# My Best Friend Mac



## swishywagga (Nov 13, 2012)

Welcome to the forum, I'm so very sorry for the loss of your precious Mac, he looks absolutely gorgeous in the picture. To reach almost fourteen is a great age, but I know it's just as hard when they leave us regardless of the time we have with them. I hope you will continue to share photos of Mac and of course Ellie too, once again I'm so sorry for your loss.


----------



## cwag (Apr 25, 2017)

I am so sorry for your loss of Mac. They leave such a big hole in our hearts.

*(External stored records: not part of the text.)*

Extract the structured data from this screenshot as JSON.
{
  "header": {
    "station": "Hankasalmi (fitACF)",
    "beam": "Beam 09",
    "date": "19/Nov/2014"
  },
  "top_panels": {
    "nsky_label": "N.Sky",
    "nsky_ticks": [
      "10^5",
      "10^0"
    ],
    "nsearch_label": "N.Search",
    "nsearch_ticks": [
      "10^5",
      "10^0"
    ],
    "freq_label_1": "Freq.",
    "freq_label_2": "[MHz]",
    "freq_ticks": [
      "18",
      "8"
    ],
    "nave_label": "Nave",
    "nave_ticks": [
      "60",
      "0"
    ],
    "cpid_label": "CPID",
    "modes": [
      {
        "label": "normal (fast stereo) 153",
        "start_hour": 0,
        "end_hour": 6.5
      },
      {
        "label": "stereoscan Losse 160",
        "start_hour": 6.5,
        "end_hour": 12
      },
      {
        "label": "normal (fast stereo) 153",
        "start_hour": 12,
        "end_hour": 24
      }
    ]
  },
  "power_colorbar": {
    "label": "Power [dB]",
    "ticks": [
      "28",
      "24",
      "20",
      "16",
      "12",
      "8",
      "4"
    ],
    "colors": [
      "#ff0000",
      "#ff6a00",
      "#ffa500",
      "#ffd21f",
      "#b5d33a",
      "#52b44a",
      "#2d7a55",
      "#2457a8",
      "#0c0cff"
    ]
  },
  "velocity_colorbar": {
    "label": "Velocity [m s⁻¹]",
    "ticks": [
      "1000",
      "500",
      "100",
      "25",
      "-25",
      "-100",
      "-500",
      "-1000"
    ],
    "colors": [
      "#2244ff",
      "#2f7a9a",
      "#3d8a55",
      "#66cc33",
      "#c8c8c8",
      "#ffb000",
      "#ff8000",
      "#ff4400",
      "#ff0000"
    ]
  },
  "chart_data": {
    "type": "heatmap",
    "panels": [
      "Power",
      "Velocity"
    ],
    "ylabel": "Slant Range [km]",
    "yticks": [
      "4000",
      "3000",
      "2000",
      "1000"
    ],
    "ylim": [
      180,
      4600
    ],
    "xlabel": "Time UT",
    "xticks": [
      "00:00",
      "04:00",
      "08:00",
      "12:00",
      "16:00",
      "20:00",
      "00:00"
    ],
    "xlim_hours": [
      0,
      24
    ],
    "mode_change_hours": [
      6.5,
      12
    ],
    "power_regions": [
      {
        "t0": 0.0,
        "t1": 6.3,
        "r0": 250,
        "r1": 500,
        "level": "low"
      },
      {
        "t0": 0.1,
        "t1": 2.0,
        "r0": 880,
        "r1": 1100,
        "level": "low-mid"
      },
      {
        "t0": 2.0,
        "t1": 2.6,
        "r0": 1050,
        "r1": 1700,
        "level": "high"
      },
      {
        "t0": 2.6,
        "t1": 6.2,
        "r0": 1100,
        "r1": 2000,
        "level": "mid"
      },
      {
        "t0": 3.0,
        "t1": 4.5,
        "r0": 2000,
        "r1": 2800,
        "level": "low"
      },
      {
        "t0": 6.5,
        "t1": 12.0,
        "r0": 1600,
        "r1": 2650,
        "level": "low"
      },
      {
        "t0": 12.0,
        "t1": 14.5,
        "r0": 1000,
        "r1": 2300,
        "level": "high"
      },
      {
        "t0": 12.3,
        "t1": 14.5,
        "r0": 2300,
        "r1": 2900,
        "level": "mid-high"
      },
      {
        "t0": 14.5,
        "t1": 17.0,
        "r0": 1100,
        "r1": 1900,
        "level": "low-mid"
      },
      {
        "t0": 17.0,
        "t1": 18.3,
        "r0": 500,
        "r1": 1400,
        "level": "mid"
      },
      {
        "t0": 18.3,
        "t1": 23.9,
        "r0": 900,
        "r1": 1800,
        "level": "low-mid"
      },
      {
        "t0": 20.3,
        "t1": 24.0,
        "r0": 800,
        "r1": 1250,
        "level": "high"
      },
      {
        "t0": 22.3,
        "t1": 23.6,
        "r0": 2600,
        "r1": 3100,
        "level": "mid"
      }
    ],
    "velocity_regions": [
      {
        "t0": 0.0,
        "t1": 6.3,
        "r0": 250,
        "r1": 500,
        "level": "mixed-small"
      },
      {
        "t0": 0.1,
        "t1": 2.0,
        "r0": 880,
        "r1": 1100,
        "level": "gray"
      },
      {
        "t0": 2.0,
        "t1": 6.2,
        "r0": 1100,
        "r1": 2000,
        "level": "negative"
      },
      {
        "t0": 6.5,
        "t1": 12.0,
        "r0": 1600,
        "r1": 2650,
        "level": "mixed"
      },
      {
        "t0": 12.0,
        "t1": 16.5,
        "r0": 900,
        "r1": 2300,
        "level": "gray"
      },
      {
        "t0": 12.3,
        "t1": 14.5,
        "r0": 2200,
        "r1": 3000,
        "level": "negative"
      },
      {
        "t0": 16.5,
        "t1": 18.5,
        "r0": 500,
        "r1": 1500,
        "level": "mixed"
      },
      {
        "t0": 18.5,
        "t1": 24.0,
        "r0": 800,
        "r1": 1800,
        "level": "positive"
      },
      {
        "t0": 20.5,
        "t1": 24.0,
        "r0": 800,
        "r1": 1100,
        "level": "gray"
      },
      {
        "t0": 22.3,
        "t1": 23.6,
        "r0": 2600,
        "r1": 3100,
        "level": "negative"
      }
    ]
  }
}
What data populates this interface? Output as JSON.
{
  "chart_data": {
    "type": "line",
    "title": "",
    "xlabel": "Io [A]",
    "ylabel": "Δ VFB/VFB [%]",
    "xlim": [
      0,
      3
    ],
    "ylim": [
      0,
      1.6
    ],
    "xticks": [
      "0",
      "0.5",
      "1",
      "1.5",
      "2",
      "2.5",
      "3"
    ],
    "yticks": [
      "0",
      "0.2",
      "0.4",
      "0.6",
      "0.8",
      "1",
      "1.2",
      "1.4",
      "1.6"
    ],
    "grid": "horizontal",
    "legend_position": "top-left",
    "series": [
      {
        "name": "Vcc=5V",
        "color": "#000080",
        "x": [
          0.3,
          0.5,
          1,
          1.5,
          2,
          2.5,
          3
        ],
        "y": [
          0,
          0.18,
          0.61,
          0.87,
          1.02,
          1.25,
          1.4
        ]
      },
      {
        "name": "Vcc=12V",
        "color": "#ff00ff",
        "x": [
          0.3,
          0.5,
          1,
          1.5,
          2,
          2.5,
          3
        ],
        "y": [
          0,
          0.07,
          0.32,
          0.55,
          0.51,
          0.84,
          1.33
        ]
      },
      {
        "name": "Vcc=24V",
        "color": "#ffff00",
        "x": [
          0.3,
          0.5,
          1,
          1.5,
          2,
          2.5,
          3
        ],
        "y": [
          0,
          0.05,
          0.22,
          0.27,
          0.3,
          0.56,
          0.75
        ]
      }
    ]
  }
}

I hope you find comfort in knowing what a happy life he had with you.


----------



## CAROLINA MOM (May 12, 2009)

I'm so sorry for your loss of your beautiful Mac.


----------



## my4goldens (Jan 21, 2009)

so very sorry for your loss, it is never easy


----------



## Karen519 (Aug 21, 2006)

*Mac*

I am so very sorry for the loss of your sweet Mac.
My Smooch and Snobear will watch over him at the Bridge.
I know you and Ellie will comfort one another.
I added Mac to the Rainbow Bridge List.
http://www.goldenretrieverforum.com...rly-list/481538-2018-rainbow-bridge-list.html


----------



## LynnC (Nov 14, 2015)

I am so sorry for the loss of your beloved Mac. How wonderful you got to love him for 14 years though there never seems to be enough time. May he Rest In Peace sweet Mac.


----------



## gdgli (Aug 24, 2011)

Mac certainly is a gorgeous dog. Sorry for your loss.


----------



## Neeko13 (Jul 10, 2010)

Im sorry for your loss of Mac, sounds like he had an awesome life.... I hope Ellie can make it through this difficult time...spend lots of time with her, I know it was very very difficult for my Nash, when his uncle Nitro passed....


----------



## dlmrun2002 (Mar 4, 2011)

Your Mac was very special. You gave him a great life and he was lucky to have almost 14 years with a wonderful home. Making the most loving decision to end his suffering is never easy but you can rest assured you did the right thing. Living just north of NYC I can attest to the Hudson Valley region being prefect for Golden country. I'm sure Mac loved all the great smells in the Hudson region and also the clean air. He had a great retirement his last year. His spirit will soar high and I hope his memories help you through dealing with his loss.

Godspeed to Mac

dlm ny country


----------



## Cooper Golden (Jan 11, 2018)

Your Mac sounds wonderful. He lives on in the many many happy memories he's created and in all the people he's made laugh.


----------



## sdain31y (Jul 5, 2010)

He sounds like he was an amazing dog. So sorry for the loss of your sweet Mac.


----------